那把枪没有港.黑所持有的任何标签,连专用枪都算不上,太宰治甚至都合理怀疑黑泽阵是随手从手下那里拽出来的备用东西。
黑泽……阵。
黑泽阵……
太宰治在心中默念。
不,现在应该叫琴酒才对。
从他和国木田走进这条街中时,他的潜意识知觉隐隐告诉他哪来不对劲,可不管如何观察,一处异样都没有。
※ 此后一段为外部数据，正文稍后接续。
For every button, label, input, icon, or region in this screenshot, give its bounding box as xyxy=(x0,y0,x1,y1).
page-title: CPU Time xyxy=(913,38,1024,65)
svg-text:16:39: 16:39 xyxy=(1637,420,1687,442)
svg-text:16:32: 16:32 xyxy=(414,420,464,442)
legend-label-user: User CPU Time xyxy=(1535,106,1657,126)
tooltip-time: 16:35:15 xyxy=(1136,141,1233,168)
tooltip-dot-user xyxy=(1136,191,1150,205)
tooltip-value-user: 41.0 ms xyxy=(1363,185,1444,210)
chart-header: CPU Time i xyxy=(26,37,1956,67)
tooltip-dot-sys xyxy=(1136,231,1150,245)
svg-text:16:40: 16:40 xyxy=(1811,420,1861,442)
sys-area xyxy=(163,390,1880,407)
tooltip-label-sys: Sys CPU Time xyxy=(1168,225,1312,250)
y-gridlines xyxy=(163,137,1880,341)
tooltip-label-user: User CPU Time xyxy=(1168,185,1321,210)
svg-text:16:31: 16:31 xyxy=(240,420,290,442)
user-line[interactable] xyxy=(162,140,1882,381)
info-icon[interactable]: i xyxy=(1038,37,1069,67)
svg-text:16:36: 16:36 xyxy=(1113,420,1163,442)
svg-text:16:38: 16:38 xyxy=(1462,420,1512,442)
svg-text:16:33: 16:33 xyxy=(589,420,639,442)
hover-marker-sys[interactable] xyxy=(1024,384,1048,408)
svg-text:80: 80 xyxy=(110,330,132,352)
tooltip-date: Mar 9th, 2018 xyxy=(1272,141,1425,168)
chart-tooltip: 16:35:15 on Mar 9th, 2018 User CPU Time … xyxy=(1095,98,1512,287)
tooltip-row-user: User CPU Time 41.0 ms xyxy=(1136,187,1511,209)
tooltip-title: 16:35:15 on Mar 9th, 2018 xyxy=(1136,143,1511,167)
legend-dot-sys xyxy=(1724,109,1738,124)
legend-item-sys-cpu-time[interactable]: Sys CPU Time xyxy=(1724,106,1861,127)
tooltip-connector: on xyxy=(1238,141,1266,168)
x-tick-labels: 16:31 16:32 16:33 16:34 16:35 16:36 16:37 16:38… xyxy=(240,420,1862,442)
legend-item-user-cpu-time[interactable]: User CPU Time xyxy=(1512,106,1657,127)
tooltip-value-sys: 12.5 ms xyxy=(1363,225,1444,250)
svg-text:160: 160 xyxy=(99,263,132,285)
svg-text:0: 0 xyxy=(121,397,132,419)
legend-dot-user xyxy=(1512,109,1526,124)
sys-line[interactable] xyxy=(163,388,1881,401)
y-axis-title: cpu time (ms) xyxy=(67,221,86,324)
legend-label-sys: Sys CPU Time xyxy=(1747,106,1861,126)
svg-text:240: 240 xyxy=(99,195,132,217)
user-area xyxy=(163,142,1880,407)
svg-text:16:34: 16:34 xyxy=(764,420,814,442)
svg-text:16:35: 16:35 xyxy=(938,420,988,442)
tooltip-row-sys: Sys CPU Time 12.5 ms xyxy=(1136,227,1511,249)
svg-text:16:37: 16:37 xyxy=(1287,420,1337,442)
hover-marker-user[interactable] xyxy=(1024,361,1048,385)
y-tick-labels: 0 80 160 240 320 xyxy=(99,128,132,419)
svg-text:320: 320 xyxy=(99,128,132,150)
而现在,当黑泽阵出现在他眼前这刻开始,他的大脑才开始运转,从饰品店那位女士再到女老板,太宰治姑且算了算琴酒的带队人马和任务。
如果是保护,绰绰有余。
如果要进攻,天衣无缝。
变化好大啊。
他不禁感叹故人惊人的成长速度,其实,不光是森鸥外,连他也意识到了,没有人会比黑泽阵更加天生适合黑手党。
天生的,天才。
很厉害。
下巴被敲了两下,力道不轻不重,却刚好让他回神。
抬眼瞬间,太宰治没有错过来自那冷绿眼神的一丝停留。
脖颈,似乎被多看了几眼。
他装作什么都不知道一样,晃了晃脑袋轻轻扬起唇角:“什么啊先生,我只是一个普普通通的社会青年。”
“被枪指着,我好害怕。”
“为什么要让我经历这一切,难道这就是我早起的惩罚吗。”
“连殉情都被先生拒绝,人生真是没有意义啊。”
他说得感天动地,声泪俱下,似真有其事一般。
琴酒都不屑看他表演,即便距离与太宰治见面将近三年之久,他依旧受不了这人喜欢惺惺作态的模样。
“你大可以再用那种恶心的称呼叫我试试。”
“啊~……”
“也别阴阳怪气的。”
“哦……”
琴酒忍无可忍:“这么多年了,你惹人厌的毛病怎么一点没变。”
真,就不是什么好东西。
他脸色难看地与太宰治注视久久,半晌,太宰治忽而笑了。
笑得得意洋洋,笑得意得志满。
琴酒现在不觉得进卫生间是个好想法,与其让他在这里和这狗玩意共处一室,不如去敷衍那女人。
不,还是算了。
念头刚起,就被他瞬间驳回。
这和让他在老鼠味巧克力和巧克力味老鼠中做选择有什么区别。
他拉着个脸,枪早被收到腰间。
玩具一样的小东西,能指望去收谁的性命。
太宰治看着眼前人的所有动作,也像是笑够了似的,道:“那我怎么称呼你。”
他顿了一下:“琴酒?”
“别那么叫我。”没等说完,话就被打断,琴酒道:“太宰治。”
非常之久违的称呼。
久到让人听到的第一时间不由得一停,久到连太宰治都有些恍惚。
久到,连大脑都不自觉的翻出了一些东西。